Yes, the "robbing Peter to pay Paul" method of financing production costs is the proverbial "slippery slope." And a good indication that you might want to find a new employer.
I also think it becomes an even bigger problem when your company doesn't enforce the 50/50 outlined in most every shop's contract.
Example:
Worked for a shop that had a customer that developed multi-family residential properties. Despite the fact that the customer was 120+ on something like 75% of their invoices (to the tune of something like $90K or more), that shop continued to allow them to order signs with no down payment- and produced, delivered, and installed new orders.
Their answer, when I pointed it out at a sales meeting and offered the opinion that it needed to stop and wondered if they thought a bank would let them skate four months plus on the mortgage without a payment without starting foreclosure proceedings? "They're a big customer."
Uh, no- They're not. What they were/are is a drain on profit, and screwing the company by taking advantage of the fact that they're getting free products and an interest-free loan- not to mention the corrosive effect on the sign company's morale, because this same company cut out all vacation/PTO because "times are tight." (I left the company.)

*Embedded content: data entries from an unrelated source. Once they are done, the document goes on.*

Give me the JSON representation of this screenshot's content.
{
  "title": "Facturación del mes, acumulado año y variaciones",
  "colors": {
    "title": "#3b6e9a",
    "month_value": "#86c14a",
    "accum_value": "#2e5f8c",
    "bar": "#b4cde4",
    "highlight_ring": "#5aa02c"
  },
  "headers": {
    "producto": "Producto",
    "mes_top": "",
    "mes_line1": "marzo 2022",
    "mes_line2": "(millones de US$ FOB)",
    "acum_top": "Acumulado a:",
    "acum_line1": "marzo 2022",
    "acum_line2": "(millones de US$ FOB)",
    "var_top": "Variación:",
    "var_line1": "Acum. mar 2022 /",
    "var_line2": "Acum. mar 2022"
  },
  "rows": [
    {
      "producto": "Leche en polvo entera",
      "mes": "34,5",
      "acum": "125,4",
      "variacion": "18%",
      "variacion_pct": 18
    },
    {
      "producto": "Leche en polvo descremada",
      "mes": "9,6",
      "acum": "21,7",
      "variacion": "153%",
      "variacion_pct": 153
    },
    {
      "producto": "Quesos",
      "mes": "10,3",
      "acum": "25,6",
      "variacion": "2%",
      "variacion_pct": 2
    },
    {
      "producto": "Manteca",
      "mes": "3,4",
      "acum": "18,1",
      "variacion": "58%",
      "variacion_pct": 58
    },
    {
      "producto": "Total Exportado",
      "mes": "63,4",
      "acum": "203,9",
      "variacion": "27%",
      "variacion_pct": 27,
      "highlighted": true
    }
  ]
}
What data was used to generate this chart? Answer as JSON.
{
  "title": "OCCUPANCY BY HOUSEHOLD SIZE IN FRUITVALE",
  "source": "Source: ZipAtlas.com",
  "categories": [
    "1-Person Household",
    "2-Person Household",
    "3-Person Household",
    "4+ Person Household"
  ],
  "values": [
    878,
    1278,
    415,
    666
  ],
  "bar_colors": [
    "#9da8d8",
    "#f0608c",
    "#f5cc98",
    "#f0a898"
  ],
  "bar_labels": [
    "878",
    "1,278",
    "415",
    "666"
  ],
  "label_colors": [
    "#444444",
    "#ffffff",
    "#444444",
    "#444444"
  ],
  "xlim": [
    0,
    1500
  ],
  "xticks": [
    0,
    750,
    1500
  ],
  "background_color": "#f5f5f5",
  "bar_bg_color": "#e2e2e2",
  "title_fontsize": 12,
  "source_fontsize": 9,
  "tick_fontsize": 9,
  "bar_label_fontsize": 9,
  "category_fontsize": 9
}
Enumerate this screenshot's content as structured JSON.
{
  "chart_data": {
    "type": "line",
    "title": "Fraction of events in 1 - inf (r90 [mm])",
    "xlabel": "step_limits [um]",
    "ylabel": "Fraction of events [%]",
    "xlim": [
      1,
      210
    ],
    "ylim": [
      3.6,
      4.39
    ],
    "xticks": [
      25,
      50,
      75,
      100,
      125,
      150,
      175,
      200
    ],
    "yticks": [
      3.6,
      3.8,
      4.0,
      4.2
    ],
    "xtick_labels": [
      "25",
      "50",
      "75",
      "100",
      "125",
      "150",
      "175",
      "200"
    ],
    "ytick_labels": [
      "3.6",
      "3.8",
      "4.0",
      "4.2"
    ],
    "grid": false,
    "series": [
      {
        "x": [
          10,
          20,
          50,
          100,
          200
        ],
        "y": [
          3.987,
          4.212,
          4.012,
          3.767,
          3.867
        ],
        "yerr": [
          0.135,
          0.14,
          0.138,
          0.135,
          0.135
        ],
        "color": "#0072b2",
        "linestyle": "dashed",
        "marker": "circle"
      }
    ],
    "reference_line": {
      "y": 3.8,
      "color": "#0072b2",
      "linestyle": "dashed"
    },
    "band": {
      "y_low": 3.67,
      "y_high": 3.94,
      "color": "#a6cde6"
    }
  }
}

At a couple of the shops where I was worked (including the one in the example above- they did a lot of stupid shit) they'd take the deposit (as agreed), do the fab work, get the sign installed, then... nothing. When I was the one who scheduled installations at the first shop where I worked, the first question I'd ask once the job was ready and the customer said "I'd like to get it installed on Tuesday" would be "okay, and would you like to pay for that with a credit card now- or will there be someone with a check for the balance of the work on site that day?" No payment, no sign (decal, print, channel letters, whatever). My installers were under instructions not to even begin work if they didn't get payment (if the job wasn't prepaid). Yes, there were a few customers that didn't have to follow this "rule"- but they were established customers who paid their bills within 10 days of the work being completed.